Sidang tersebut sempat ditunda selama enak kali karena Jaksa Penuntut Umum perlu menyempurnakan peran terdakwa dalam pembuatan vaksin palsu.

Selain Irnawati dan Sutanto, salah satu terdakwa vaksin palsu lainnya adalah Mirza. Terdakwa kasus vaksin palsu ini merupakan pemilik apotek yang mengedarkan vaksin palsu. Mirza divonis 8 tahun penjara dan denda Rp 1 miliar subsider 2 bulan atas pelanggaran UU Kesehatan dan UU Perlindungan Konsumen.

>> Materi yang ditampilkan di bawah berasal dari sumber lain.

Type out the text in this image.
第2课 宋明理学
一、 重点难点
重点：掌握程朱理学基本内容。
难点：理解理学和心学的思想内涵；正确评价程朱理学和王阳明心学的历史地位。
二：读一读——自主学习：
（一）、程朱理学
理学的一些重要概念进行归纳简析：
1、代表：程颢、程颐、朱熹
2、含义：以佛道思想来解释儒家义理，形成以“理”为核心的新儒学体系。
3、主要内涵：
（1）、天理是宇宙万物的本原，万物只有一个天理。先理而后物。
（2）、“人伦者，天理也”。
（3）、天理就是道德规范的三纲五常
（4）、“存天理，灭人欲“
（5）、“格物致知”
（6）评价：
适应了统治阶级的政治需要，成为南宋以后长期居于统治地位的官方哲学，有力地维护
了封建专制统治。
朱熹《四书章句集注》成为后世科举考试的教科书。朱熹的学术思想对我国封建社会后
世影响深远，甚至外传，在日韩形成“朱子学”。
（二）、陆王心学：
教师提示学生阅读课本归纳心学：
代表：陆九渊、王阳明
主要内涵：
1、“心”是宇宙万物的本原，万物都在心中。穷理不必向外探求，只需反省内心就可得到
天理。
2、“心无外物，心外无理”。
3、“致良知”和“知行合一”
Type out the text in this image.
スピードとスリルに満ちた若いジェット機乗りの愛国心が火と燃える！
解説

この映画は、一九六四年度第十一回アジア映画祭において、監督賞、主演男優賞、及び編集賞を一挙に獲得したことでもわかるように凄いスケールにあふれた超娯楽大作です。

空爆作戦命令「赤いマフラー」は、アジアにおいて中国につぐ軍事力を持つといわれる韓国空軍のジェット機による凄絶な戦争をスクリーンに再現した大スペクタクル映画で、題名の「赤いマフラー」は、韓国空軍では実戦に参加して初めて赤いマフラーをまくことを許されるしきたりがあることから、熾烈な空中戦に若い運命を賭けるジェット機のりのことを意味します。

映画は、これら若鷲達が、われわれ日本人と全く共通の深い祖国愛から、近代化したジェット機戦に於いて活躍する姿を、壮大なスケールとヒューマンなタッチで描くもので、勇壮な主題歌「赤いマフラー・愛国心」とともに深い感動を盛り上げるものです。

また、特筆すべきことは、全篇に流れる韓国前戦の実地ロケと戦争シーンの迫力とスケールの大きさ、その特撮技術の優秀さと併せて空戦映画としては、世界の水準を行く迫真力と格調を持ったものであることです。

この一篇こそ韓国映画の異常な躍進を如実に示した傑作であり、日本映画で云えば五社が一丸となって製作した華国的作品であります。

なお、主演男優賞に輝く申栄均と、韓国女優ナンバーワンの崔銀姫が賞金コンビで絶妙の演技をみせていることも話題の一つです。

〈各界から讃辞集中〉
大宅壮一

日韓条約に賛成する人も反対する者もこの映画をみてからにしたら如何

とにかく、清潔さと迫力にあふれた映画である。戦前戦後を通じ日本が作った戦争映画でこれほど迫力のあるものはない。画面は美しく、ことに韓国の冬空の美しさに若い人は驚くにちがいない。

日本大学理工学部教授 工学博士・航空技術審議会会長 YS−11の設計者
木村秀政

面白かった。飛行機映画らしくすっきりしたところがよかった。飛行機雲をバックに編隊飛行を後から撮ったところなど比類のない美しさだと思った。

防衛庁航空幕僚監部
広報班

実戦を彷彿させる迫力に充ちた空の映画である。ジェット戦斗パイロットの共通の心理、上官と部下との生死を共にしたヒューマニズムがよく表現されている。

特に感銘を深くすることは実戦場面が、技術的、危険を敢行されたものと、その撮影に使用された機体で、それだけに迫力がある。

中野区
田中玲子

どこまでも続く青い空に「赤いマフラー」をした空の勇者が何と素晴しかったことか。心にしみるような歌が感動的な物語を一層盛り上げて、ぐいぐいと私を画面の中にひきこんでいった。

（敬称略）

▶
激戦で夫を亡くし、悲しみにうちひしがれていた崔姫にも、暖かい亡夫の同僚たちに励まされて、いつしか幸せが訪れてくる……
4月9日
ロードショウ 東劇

Majelis Hakim menyatakan terdakwa telah merugikan banyak orang dari vaksin palsu. Terlebih lagi terdakwa Mirza memiliki latar belakang farmasi yang seharusnya mengetahui mengenai standar prosedur penjualan vaksin.

Terdakwa Vaksin Palsu Lainnya

Diberitakan sebelumnya pasangan suami istri Hidayat Taufiqurrahman dan Rita Agustina merupakan terdakwa dalam kasus vaksin palsu yang berberan dalam pembuatan vaksin alsu berjjenis Pediacel, Tripacel, Tuberculin, Harvix B dan Engerix B. Kedua terdakwa tersebut telah menjalani bisnis vaksun palsu sejak tahun 2010.

Kedua tersangka membuat vaksin tanpa standar bakut mutu yang sesai dengan Cara Pembuatan Obat yang Benar (CPOB). Produksi vaksi palsu tersebut dilakukan di sebuah rumah mewah di Perumahan Kemang Pratama Refency, Rawulumbu, Kota Bekasi.

Meski para terdakwa tidak terdaftar sebagai Pedagang Farmasi Besar (PBF), pasangan suami istri ini mengedarkan vaksin palsu ke wilayah di Jakarta, Bekasi, dan Tangerang. Modus yang dilakukan oleh terdakwa adalah dengan menjual vaksin palsu tersebut kepada perorangan hingga ke toko obat atau apotik.

Atas dasar tersebut JPU menjerat kedua tersangka dengan pasal 197 UU Kesehatan RI Nomor 36 Tahun 2009 jo Pasal 55 Ayat 1 ke 1 KUHP dengan tuntutan 12 tahun penjara dan denda Rp 300 juta subsider 6 bulan penjara.

Sebelum dilakukan tuntutan, sidang telah menghadirkan para saksi dan beberapa instansi terkait seperti penyidik, Kementerian Kesehatan RI, BPOM, PT Aventis, PT GSK, dan para terdakwa lainnya.

Sementara untuk tedakawa lainnya, Suparji yang merupakan pemilik Apotik di daerah Kramat Jati, Jakarta Timur, dijerat dengan Pasal 196 UU Kesehatan RI Nomor 36 tahun 2009 dengan hukuman 10 tahun penjara dan subsider 6 bulan penjara. Kemudian untuk bidan Nilna Farida bidan yang bekerja di daerah Jatiasih, Kota Bekasi dijerat dengan pasal 196 UU Kesehatan RI Nomor 36 Tahun 2009 dengan hukuman 10 tahun penjara.